In this round of Arbitration Tips-N-Tools, Professor Amy Schmitz asks some of the leading arbitration practitioners about the growing interest in education around arbitration, especially in a digital world, and faced with the complexities of the Covid-19 pandemic.
Round 20: Do you see growing interest in education around arbitration? Why or why not??
A) Steven G. Shapiro –
There is certainly an increase in law firm arbitration practices that are driving students in directed career paths.
B) Imre Szalai
It seems that interest in dispute resolution is cyclical in the legal academy. In recent years, there have been more media stories about arbitration and greater momentum in state and federal legislatures to consider arbitration reforms (but not enough votes at the federal level.) Perhaps this increased attention to arbitration may result in some increased discussion of arbitration in law school classes, such as a civil procedure class where one can discuss the impact of the widespread use of arbitration agreements. If I had control over a curriculum, I would require that all law students have exposure to negotiation, mediation, and arbitration, perhaps in connection with a civil procedure course or as a stand-alone ADR survey course.
C) Erin Archerd
Students are very interested in learning more about ADR – negotiation, mediation, arbitration, and other procedures that they are likely to have to use in their actual practice.
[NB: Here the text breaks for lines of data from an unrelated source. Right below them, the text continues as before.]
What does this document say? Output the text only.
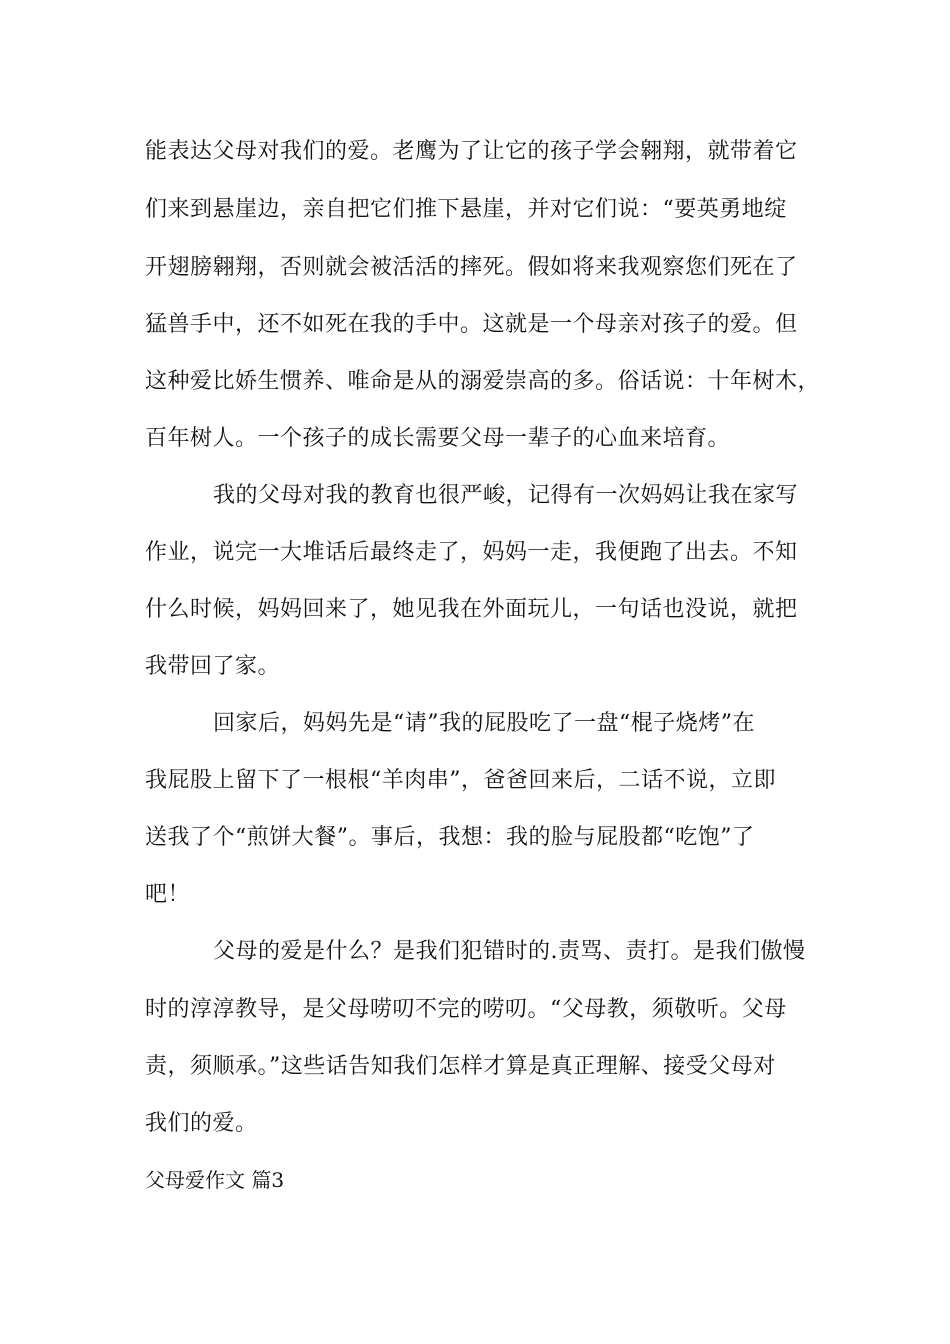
能表达父母对我们的爱。老鹰为了让它的孩子学会翱翔，就带着它
们来到悬崖边，亲自把它们推下悬崖，并对它们说：“要英勇地绽
开翅膀翱翔，否则就会被活活的摔死。假如将来我观察您们死在了
猛兽手中，还不如死在我的手中。这就是一个母亲对孩子的爱。但
这种爱比娇生惯养、唯命是从的溺爱崇高的多。俗话说：十年树木，
百年树人。一个孩子的成长需要父母一辈子的心血来培育。
我的父母对我的教育也很严峻，记得有一次妈妈让我在家写
作业，说完一大堆话后最终走了，妈妈一走，我便跑了出去。不知
什么时候，妈妈回来了，她见我在外面玩儿，一句话也没说，就把
我带回了家。
回家后，妈妈先是“请”我的屁股吃了一盘“棍子烧烤”在
我屁股上留下了一根根“羊肉串”，爸爸回来后，二话不说，立即
送我了个“煎饼大餐”。事后，我想：我的脸与屁股都“吃饱”了
吧！
父母的爱是什么？是我们犯错时的.责骂、责打。是我们傲慢
时的淳淳教导，是父母唠叨不完的唠叨。“父母教，须敬听。父母
责，须顺承。”这些话告知我们怎样才算是真正理解、接受父母对
我们的爱。
父母爱作文 篇3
Most law schools offer some range of courses in ADR, including arbitration. A related question is whether these courses are treated as core doctrinal courses or as nice-to-have skills-based courses. Because they aren’t tested on the bar, but are clearly relevant to practice, many schools seem to treat these ADR courses as something it’s easy to use an adjunct for – I suppose Michael Moffit would call this the salt approach – and never push students to consider the theoretical implications of ADR. In arbitration for example, there are many opportunities to review important concepts in civil procedure, statutory interpretation, and crafting public policy arguments.